Ok alors si tout ça te semble un peu complexe, suis le guide, on t’explique.
Les Soulèvements de la Terre, c’est un mouvement qui rassemble une galaxie d’organisations et de personnes qui luttent entre autres contre l’accaparement des terres, l'artificialisation des sols, et pour une alimentation saine et accessible à toutes et tous.
Cette dernière année, les Soulèvements de la Terre ont organisé des manifestations et des actions contre la construction de méga-bassines dans le Poitou, contre la ligne TGV Lyon-Turin, contre la construction des autoroutes A133-A134 à Rouen et A69 dans le Tarn, contre le prolongement d’un téléphérique sur le glacier de la Girose, contre l’industrie du béton... Bref, le mouvement a bien fait parler de lui !
La dissolution du mouvement avait été annoncée par Gérald Darmanin, ministre de l’Intérieur, le 28 mars 2023. Il accusait le collectif de « violences répétées, d’attaques contre les forces de l’ordre, d’appels à l’insurrection », suite aux manifestations à Sainte Soline contre les méga-bassines qui avaient donné lieu à de violents affrontements avec les forces de l’ordre.
Le 21 juin 2023, la dissolution était officiellement prononcée en Conseil des ministres en se basant sur la loi dite « Séparatisme », qui permet de dissoudre des assos ou des groupes « qui provoquent à des manifestations armées ou à des agissements violents à l'encontre des personnes ou des biens ».
En pratique, cette dissolution veut dire que les Soulèvement de la Terre n'étaient plus censés communiquer en leur nom propre, sans risquer des poursuites supplémentaires, et donc ne pouvaient plus appeler à se mobiliser, organiser des manifestations, ou autre 😬
Le truc c’est qu’évidemment les activistes des Soulèvement de la Terre étaient pas super d’accord avec cette décision.

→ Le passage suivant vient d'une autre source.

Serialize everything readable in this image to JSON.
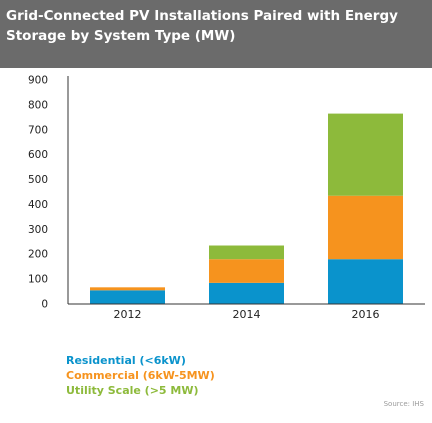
{
  "title": "Grid-Connected PV Installations Paired with Energy Storage by System Type (MW)",
  "source": "Source: IHS",
  "colors": {
    "residential": "#0a93cc",
    "commercial": "#f6931e",
    "utility": "#8dba3b"
  },
  "chart_data": {
    "type": "bar",
    "stacked": true,
    "title": "Grid-Connected PV Installations Paired with Energy Storage by System Type (MW)",
    "categories": [
      "2012",
      "2014",
      "2016"
    ],
    "series": [
      {
        "name": "Residential (<6kW)",
        "color": "#0a93cc",
        "values": [
          55,
          85,
          180
        ]
      },
      {
        "name": "Commercial (6kW-5MW)",
        "color": "#f6931e",
        "values": [
          12,
          95,
          255
        ]
      },
      {
        "name": "Utility Scale (>5 MW)",
        "color": "#8dba3b",
        "values": [
          0,
          55,
          330
        ]
      }
    ],
    "ylim": [
      0,
      900
    ],
    "yticks": [
      0,
      100,
      200,
      300,
      400,
      500,
      600,
      700,
      800,
      900
    ],
    "grid": false,
    "legend_position": "bottom-left"
  }
}
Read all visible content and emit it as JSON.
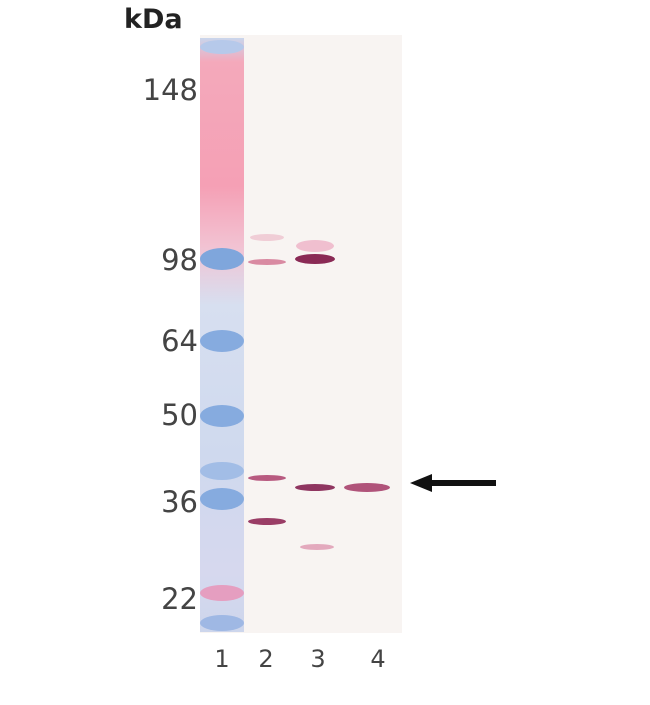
{
  "unit_label": "kDa",
  "markers": [
    {
      "label": "148",
      "kda": 148
    },
    {
      "label": "98",
      "kda": 98
    },
    {
      "label": "64",
      "kda": 64
    },
    {
      "label": "50",
      "kda": 50
    },
    {
      "label": "36",
      "kda": 36
    },
    {
      "label": "22",
      "kda": 22
    }
  ],
  "lanes": [
    "1",
    "2",
    "3",
    "4"
  ],
  "colors": {
    "ladder_blue": "#7fa6dc",
    "ladder_pink": "#f28aa6",
    "band": "#8a2a55",
    "arrow": "#111111"
  }
}
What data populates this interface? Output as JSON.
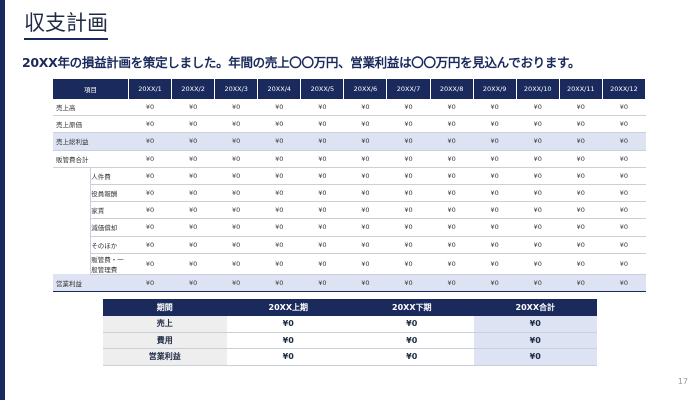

Pour eux, dissoudre le mouvement revenait à criminaliser les activistes et en particulier la désobéissance civile : le mouvement estime n’avoir jamais appelé à la violence contre des personnes, tout au plus avoir saboté ou interrompu des travaux.
Il dénonçait aussi la manière dont ont été réprimées plusieurs de leurs manifestations, qui ont mené à des blessures graves comme celle du militant Serge, qui avait été plongé en coma artificiel à cause d’une blessure à la tête.
Donc un recours avait été déposé devant la justice et le 11 août, le Conseil d’État a suspendu cette dissolution. Ses raisons :
Pour résumer, il a considéré qu’il y avait un « doute sérieux sur la légalité » de cette décision, et qu’il fallait un examen plus approfondi avant de confirmer cette dissolution. Les Soulèvements de la Terre avaient donc pu reprendre leurs activités 🤷♀️
Mais cette suspension de la dissolution n’était bien qu’une... suspension. On attendait toujours la décision finale du Conseil d’État, qui devait examiner le dossier plus en profondeur.
Une audience « au fond » s’est tenue devant le Conseil d’Etat le 27 octobre dernier.
« Ce sont des questions très importantes qui sont débattues en matière de libertés publiques, de droit à la liberté d’expression, de droit à la liberté d’association. Pour nous, cette dissolution constitue une atteinte manifestement extrêmement grave [à ces libertés]. »
Me Sébastien Mabile, l’un des avocats des Soulèvements de la Terre
Pendant cette audience, le rapporteur public s’était prononcé en faveur de la dissolution.
Il considérait effectivement que la dissolution était « nécessaire » et « proportionnée » au regard « des actions violentes » que le mouvement « provoque ». Pour lui, cette violence place le collectif « en dehors du champ de la désobéissance civile » et « aucune cause ne justifie de porter atteinte à l’ordre publique », comme le rapportait l’AFP.
Mais il faut bien comprendre que ce n’est pas le Rapporteur public qui tranche : il donne un avis après avoir examiné le dossier, et ensuite ce sont les juges du Conseil d’Etat qui prennent la décision finale.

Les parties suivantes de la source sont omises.